Currently, there is still no consensus about whether animals can ascribe mental states (Theory of Mind) to themselves and others. Showing animals can respond to cues that indicate whether another has visual access to a target or not, and that they are able to use this information as a basis for whom to rely on as an informant, is an important step forward in this direction. Domestic dogs (Canis familiaris) with human informants are an ideal model, because they show high sensitivity towards human eye contact, they have proven able to assess the attentional state of humans in food-stealing or food-begging contexts, and they follow human gaze behind a barrier when searching for food. With 16 dogs, we not only replicated the main results of Maginnity and Grace (Anim Cogn 17(6):1375–1392, 2014) who recently found that dogs preferred to follow the pointing of a human who witnessed a food hiding event over a human who did not (the Guesser–Knower task), but also extended this finding with a further, critical control for behaviour-reading: two informants showed identical looking behaviour, but due to their different position in the room, only one had the opportunity to see where the food was hidden by a third person.

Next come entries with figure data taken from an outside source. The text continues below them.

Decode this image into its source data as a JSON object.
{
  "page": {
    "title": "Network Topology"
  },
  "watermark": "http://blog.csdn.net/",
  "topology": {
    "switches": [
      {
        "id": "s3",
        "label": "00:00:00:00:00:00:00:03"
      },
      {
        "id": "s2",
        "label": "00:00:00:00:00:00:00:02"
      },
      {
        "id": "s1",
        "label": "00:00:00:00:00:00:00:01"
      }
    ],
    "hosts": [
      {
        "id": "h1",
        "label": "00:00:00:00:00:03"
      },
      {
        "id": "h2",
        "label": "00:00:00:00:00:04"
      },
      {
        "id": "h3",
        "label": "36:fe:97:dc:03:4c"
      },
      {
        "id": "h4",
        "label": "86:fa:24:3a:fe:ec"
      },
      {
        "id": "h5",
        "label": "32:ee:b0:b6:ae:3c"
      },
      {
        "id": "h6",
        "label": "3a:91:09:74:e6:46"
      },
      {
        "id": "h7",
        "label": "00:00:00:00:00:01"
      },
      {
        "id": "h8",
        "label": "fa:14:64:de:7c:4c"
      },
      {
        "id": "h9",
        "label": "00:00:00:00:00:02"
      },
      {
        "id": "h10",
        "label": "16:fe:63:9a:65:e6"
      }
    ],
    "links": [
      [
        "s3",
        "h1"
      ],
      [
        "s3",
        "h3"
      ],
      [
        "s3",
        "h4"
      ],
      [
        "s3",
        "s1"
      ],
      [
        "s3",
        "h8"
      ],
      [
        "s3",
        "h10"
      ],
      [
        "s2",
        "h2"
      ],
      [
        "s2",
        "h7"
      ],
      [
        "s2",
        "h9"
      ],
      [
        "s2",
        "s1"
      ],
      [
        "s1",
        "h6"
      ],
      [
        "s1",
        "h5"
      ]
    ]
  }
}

Preference for the Knower in this critical test provides solid evidence for geometrical gaze following and perspective taking in dogs.
Thursday, June 22, 2017
Dogs can know what you know.
Catela et al. offer evidence in dogs for theory of mind ability (recognizing that others have a different perspective, shown for humans, apes, and corvids). They show that dogs prefer to follow the pointing of a human who witnessed a food hiding event over a human who did not, and can distinguish two individuals who are showing identical looking behaviors, only one of which had the opportunity to see where the food was hidden by a third person. This perspective taking ability may occur more widely in the animal kingdom than previously supposed.